Oppi Untracht, 85, an enamelist, metalsmith and jeweler, and the author of definitive technical and scholarly books on those subjects, succumbed to a long illness July 5 in Finland, where he had lived since 1967.

Born in New York City, Untracht earned degrees in fine arts and art education from NYU and Columbia, respectively, and studied photography with Lisette Model and Berenice Abbott. From the 1940s on, he was variously a photojournalist, exhibiting artist, high-school art teacher, and writer. He was the author of Enameling on Metal (1957) and Metal Techniques for Craftsmen (1968), as well as Saara Hopea-Untracht: Life and Work (1988), about his late wife, a Finnish glass designer. He spent years documenting the historical, ethnic, and contemporary jewelry of many lands, which resulted in two encyclopedic volumes of in-depth text and stunning field photography: Jewelry: Concepts and Technology (1982) and Traditional Jewelry of India (1997).

Ralph Bacerra, 70, died June 10 of lung cancer at his home in Los Angeles, where he was a prominent and well-loved member of the ceramic art community.
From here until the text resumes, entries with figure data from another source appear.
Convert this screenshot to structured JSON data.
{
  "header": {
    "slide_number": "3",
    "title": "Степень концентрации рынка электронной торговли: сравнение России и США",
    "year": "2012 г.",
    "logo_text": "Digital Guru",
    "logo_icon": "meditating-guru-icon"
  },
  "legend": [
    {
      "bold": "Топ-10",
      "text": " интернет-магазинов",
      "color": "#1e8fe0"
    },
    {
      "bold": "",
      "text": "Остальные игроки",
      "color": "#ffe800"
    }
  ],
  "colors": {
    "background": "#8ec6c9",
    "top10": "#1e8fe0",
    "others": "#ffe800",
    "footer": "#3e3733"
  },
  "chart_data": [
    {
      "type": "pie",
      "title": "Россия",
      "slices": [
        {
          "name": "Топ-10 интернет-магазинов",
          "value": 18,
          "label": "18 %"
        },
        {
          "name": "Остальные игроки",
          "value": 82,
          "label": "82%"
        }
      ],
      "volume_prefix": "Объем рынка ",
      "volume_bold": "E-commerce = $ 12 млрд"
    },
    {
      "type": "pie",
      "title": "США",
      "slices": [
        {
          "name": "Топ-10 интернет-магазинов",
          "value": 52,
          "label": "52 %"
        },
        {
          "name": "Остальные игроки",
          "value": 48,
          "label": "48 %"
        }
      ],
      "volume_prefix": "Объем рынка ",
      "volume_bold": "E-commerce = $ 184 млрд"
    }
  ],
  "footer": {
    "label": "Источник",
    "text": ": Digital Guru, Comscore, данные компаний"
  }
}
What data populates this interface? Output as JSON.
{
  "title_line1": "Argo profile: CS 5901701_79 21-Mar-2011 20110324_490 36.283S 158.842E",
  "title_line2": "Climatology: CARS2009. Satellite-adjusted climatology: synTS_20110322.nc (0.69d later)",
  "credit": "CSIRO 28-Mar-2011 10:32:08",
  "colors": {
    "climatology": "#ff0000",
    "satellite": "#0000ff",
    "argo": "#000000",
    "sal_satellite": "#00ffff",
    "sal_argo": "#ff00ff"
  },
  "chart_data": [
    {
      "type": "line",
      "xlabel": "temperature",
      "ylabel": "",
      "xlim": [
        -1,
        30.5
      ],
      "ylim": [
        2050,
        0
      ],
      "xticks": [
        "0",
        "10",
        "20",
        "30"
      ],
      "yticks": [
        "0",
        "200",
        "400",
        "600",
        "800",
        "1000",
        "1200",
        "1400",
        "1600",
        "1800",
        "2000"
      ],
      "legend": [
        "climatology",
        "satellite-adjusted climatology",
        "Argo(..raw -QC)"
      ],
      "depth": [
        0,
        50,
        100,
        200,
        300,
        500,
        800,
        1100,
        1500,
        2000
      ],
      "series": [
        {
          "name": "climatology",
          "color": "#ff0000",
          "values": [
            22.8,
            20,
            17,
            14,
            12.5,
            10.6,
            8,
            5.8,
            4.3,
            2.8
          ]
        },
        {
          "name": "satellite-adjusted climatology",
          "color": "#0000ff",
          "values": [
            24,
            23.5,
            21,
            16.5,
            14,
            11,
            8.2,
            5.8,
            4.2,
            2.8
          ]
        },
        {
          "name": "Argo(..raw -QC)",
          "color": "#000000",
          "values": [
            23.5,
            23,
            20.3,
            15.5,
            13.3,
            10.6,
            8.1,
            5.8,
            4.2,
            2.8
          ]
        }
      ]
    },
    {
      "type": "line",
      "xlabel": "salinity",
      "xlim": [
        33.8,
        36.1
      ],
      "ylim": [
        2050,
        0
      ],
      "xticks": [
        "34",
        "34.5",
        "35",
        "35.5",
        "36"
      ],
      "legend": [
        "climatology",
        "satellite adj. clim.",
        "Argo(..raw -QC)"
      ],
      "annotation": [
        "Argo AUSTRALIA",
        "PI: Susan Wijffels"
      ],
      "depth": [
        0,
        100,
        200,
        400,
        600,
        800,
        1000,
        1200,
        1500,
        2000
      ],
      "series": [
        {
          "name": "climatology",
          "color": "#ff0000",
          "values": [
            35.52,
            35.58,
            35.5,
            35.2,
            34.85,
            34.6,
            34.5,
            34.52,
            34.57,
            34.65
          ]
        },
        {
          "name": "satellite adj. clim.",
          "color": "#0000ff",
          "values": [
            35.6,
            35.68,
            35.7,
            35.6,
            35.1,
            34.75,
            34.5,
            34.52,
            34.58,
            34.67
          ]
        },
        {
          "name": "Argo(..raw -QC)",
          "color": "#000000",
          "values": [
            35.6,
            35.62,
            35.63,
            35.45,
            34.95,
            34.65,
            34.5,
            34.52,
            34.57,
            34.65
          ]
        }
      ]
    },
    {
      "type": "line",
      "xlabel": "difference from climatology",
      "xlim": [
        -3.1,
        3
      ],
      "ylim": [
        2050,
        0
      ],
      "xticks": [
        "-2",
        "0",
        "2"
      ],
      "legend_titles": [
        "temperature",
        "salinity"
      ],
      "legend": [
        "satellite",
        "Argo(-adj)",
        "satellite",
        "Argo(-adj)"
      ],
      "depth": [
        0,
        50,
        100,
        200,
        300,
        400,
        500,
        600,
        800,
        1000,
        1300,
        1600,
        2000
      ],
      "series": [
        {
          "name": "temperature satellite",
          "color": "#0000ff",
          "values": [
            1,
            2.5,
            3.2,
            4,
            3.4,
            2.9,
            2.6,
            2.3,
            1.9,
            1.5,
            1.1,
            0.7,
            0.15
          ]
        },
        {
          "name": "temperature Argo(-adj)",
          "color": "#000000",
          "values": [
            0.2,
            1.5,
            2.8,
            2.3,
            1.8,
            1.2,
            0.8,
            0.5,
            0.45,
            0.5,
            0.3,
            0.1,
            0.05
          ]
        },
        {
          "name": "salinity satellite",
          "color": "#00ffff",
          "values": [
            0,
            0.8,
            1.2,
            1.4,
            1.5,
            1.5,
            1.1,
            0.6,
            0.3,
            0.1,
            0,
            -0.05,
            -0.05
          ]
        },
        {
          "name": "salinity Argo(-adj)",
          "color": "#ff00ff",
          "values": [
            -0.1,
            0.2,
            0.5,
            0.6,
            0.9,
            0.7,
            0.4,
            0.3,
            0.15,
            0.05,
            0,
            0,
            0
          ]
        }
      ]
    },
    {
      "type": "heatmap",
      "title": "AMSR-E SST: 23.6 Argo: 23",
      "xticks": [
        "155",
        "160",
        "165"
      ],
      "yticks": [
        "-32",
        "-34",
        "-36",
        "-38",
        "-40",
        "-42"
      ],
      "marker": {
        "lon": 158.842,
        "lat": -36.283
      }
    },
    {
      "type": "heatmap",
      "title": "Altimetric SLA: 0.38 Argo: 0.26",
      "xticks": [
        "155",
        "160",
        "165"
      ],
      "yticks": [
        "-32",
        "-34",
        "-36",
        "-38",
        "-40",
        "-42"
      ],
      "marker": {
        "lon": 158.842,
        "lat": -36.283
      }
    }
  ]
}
He was renowned for his impeccably crafted and highly decorative sculptural vessels and platters whose painterly surfaces he adorned in rich, opulent swirls of color and geometric shapes and patterns.

A native of Southern California, Bacerra studied ceramics with Vivika Heino at Chouinard Art Institute, and established his studio in L.A. in 1963. He became an influential teacher, serving as head of ceramics at both Chouinard (1963-71) and the Otis Art Institute (1983-96). Widely exhibited and collected, his work brought him many honors, including induction into the American Craft Council College of Fellows. Memorial donations may be made to the Pasadena Art Alliance.

Ursula McCracken, director of the Textile Museum in Washington, DC, from 1986 to 2004, died of cancer at her Baltimore home on March 17. She was 66. She broadened the museum's audience through exhibitions and publications.